Biocybernetic computers have their roots in prehistory. What is new is the application of the total resources of the Midicor biocybes to a single problem in literary analysis. Consider: there are 58,000 worlds with physically distinct sentients who share the ability to shift between shapes suitable on different worlds (and to interbreed freely). There are approximately 58,000 related origin-myths, the Achibol tales, whose universality suggests that they emerged early in human prehistory, during the "interstellar threshold stage" of each race's development.
The biocybes of Midicor IV are capable of holding the sum of human knowledge in their tumorlike memory masses. They have databases of all known languages, current and antique, extensive collections of myths, legends, and apocryphal tales from scores of worlds, and billions of terabytes of histories, planetary biologies, and astrophysical compendia.
Use of the Midicor IV facilities by linguists, mythologists, and historians is not new, but the methodology of this experiment is. The experimenters combed the archives of several thousands of planets for variants of the Achibol tales, regardless of literary or historic worth. Apocryphal tales were not rejected, nor were outright works of fiction. * All the data are being entered in the biocybes' memories.
No parameters have been set; no criteria have been stated, no algorithms specified. The biocybes' sole instruction is to compile a single version of the Achibol tales that is internally consistent, makes maximum use of the data, contradicts no sound scientific evidence on record, and that has the highest probability of being a factual account of actual historic events. Thus this first episode, this Prologue, is not a direct translation of one mythic sequence but a synthesis of many, each passage reconciled for consistency of form, style, and content by the most sophisticated artificial minds in the galaxy. Without human preconditions, the story you will read is their own interpretation, derived from the most complete data ever assembled.
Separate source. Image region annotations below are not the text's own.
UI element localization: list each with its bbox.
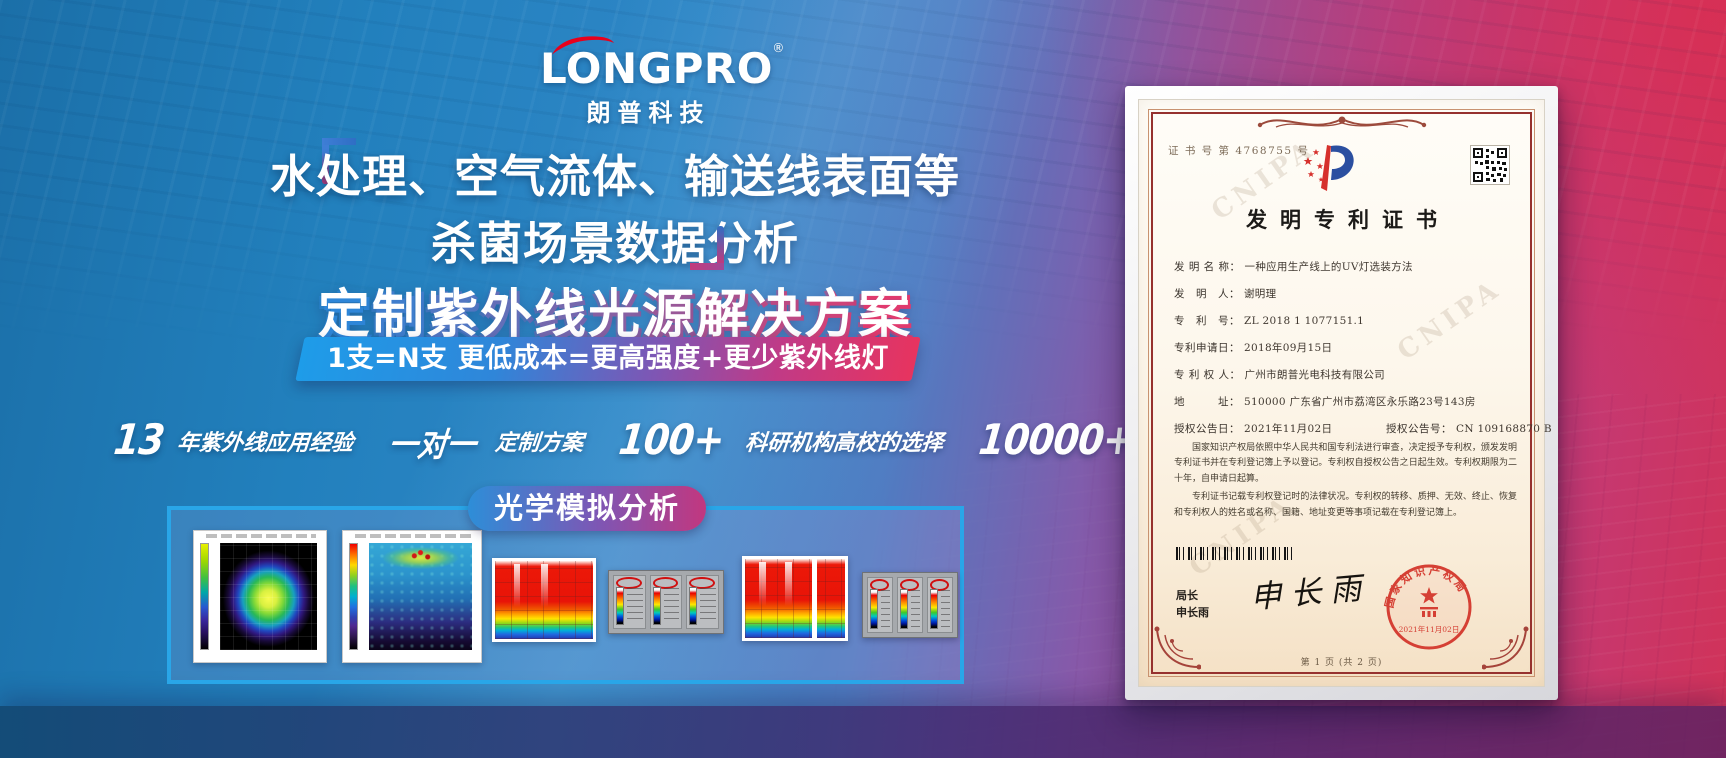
formula-text: 1支=N支 更低成本=更高强度+更少紫外线灯 xyxy=(327,343,889,374)
legend-column xyxy=(686,575,720,629)
certificate-number: 证 书 号 第 4768755 号 xyxy=(1168,145,1310,157)
noisy-irradiance-plot xyxy=(369,543,472,650)
legend-column xyxy=(867,577,893,633)
body-paragraph-1: 国家知识产权局依照中华人民共和国专利法进行审查，决定授予专利权，颁发发明专利证书… xyxy=(1174,443,1517,484)
certificate-paper: CNIPA CNIPA CNIPA 证 书 号 第 4768755 号 xyxy=(1138,99,1552,687)
field-patentee: 专 利 权 人： 广州市朗普光电科技有限公司 xyxy=(1174,369,1385,381)
uv-heatmap-small-image xyxy=(492,558,596,642)
simulation-gallery xyxy=(167,506,964,684)
colorbar xyxy=(349,543,358,650)
brand-name-chinese: 朗普科技 xyxy=(586,99,711,127)
quote-bracket-open xyxy=(322,138,356,184)
stat-label: 年紫外线应用经验 xyxy=(176,430,355,456)
simulation-badge: 光学模拟分析 xyxy=(468,486,706,531)
stat-value: 13 xyxy=(111,415,167,464)
cnipa-logo-icon xyxy=(1303,145,1354,191)
stat-institutions: 100+ 科研机构高校的选择 xyxy=(617,415,945,464)
scatter-irradiance-image xyxy=(342,530,482,663)
registered-mark: ® xyxy=(772,41,785,55)
corner-flourish-icon xyxy=(1482,626,1529,670)
heatmap-streak xyxy=(541,564,548,607)
headline-line2: 杀菌场景数据分析 xyxy=(430,217,799,270)
background-bottom-band xyxy=(0,706,1726,758)
highlight-ellipse-icon xyxy=(870,579,889,591)
director-label: 局长 xyxy=(1176,589,1198,602)
barcode xyxy=(1176,547,1294,560)
field-grant: 授权公告日： 2021年11月02日 授权公告号： CN 109168870 B xyxy=(1174,423,1552,435)
chart-microtitle xyxy=(206,534,316,538)
stats-row: 13 年紫外线应用经验 一对一 定制方案 100+ 科研机构高校的选择 1000… xyxy=(111,415,1295,464)
body-paragraph-2: 专利证书记载专利权登记时的法律状况。专利权的转移、质押、无效、终止、恢复和专利权… xyxy=(1174,492,1517,518)
stat-experience: 13 年紫外线应用经验 xyxy=(111,415,355,464)
stat-label: 科研机构高校的选择 xyxy=(744,430,945,456)
legend-column xyxy=(897,577,923,633)
qr-code xyxy=(1470,145,1510,185)
stat-label: 定制方案 xyxy=(494,430,585,456)
ornament-flourish-icon xyxy=(1257,116,1426,128)
field-invention-name: 发 明 名 称： 一种应用生产线上的UV灯选装方法 xyxy=(1174,261,1413,273)
stat-value: 一对一 xyxy=(387,424,479,464)
official-seal: 国家知识产权局 2021年11月02日 xyxy=(1383,563,1472,650)
seal-star-icon xyxy=(1420,587,1438,604)
heatmap-divider xyxy=(812,559,817,638)
chart-microtitle xyxy=(355,534,471,538)
irradiance-map-image xyxy=(193,530,327,663)
field-inventor: 发 明 人： 谢明理 xyxy=(1174,288,1277,300)
certificate-title: 发明专利证书 xyxy=(1246,207,1450,232)
brand-name: LONGPRO xyxy=(540,44,773,93)
field-application-date: 专利申请日： 2018年09月15日 xyxy=(1174,342,1333,354)
legend-column xyxy=(649,575,683,629)
legend-column xyxy=(927,577,953,633)
brand-logo: LONGPRO ® 朗普科技 xyxy=(540,32,784,128)
heatmap-legend-panel xyxy=(608,570,724,634)
director-name: 申长雨 xyxy=(1176,606,1209,619)
brand-wordmark: LONGPRO ® xyxy=(540,42,784,90)
heatmap-legend-panel xyxy=(862,572,958,638)
stat-one-on-one: 一对一 定制方案 xyxy=(387,424,585,464)
field-address: 地 址： 510000 广东省广州市荔湾区永乐路23号143房 xyxy=(1174,396,1476,408)
heatmap-streak xyxy=(785,562,792,606)
irradiance-plot xyxy=(220,543,317,650)
corner-flourish-icon xyxy=(1154,626,1201,670)
certificate-border-inner xyxy=(1151,112,1532,674)
certificate-border-outer xyxy=(1148,109,1535,677)
legend-column xyxy=(613,575,646,629)
stat-value: 10000+ xyxy=(976,415,1137,464)
field-patent-number: 专 利 号： ZL 2018 1 1077151.1 xyxy=(1174,315,1365,327)
highlight-ellipse-icon xyxy=(930,579,949,591)
director-block: 局长 申长雨 xyxy=(1176,587,1209,621)
stat-value: 100+ xyxy=(617,415,727,464)
patent-certificate: CNIPA CNIPA CNIPA 证 书 号 第 4768755 号 xyxy=(1125,86,1558,700)
solution-title: 定制紫外线光源解决方案 xyxy=(317,285,913,345)
highlight-ellipse-icon xyxy=(900,579,919,591)
page-number: 第 1 页 (共 2 页) xyxy=(1300,658,1383,668)
headline-line1: 水处理、空气流体、输送线表面等 xyxy=(269,150,960,203)
heatmap-streak xyxy=(759,562,766,606)
certificate-body-text: 国家知识产权局依照中华人民共和国专利法进行审查，决定授予专利权，颁发发明专利证书… xyxy=(1174,441,1517,524)
heatmap-streak xyxy=(513,564,521,607)
uv-heatmap-large-image xyxy=(742,556,848,641)
field-grant-number: 授权公告号： CN 109168870 B xyxy=(1386,423,1552,435)
formula-banner: 1支=N支 更低成本=更高强度+更少紫外线灯 xyxy=(295,337,921,381)
colorbar xyxy=(200,543,209,650)
quote-bracket-close xyxy=(690,226,724,270)
seal-date: 2021年11月02日 xyxy=(1399,624,1460,634)
logo-swoosh-icon xyxy=(552,36,614,55)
The biocybes' processes are holographic—or intuitive. Secondary programs written by men and lesser cybernetic minds provide a reliability check on the biocybes themselves, but their function is strictly hindsight—they cannot duplicate what the biocybes do.
The interactive nature of the biocybes' research has amusing side effects: each time new mythic fragments are introduced, they are analyzed for consistency not only with the developing narrative, but with previously rejected data as well. The effect is a story that shifts subtly with each new input, as if the whole narrative were a fisherman's net, hexagons tied so that the slightest tug causes every other to change. It has been impossible to pin down the exact origin of particular changes.
Thus the tale you are about to read may change between this issuance and the next. As yet, the differences are so minor as to be unnoticeable, but the possibility exists that the next newly discovered myth from some backwater world * may initiate changes that ripple like a stiff breeze through the entire net. The truth of the whole, and of our human origins, will not be known until the last myth has been input.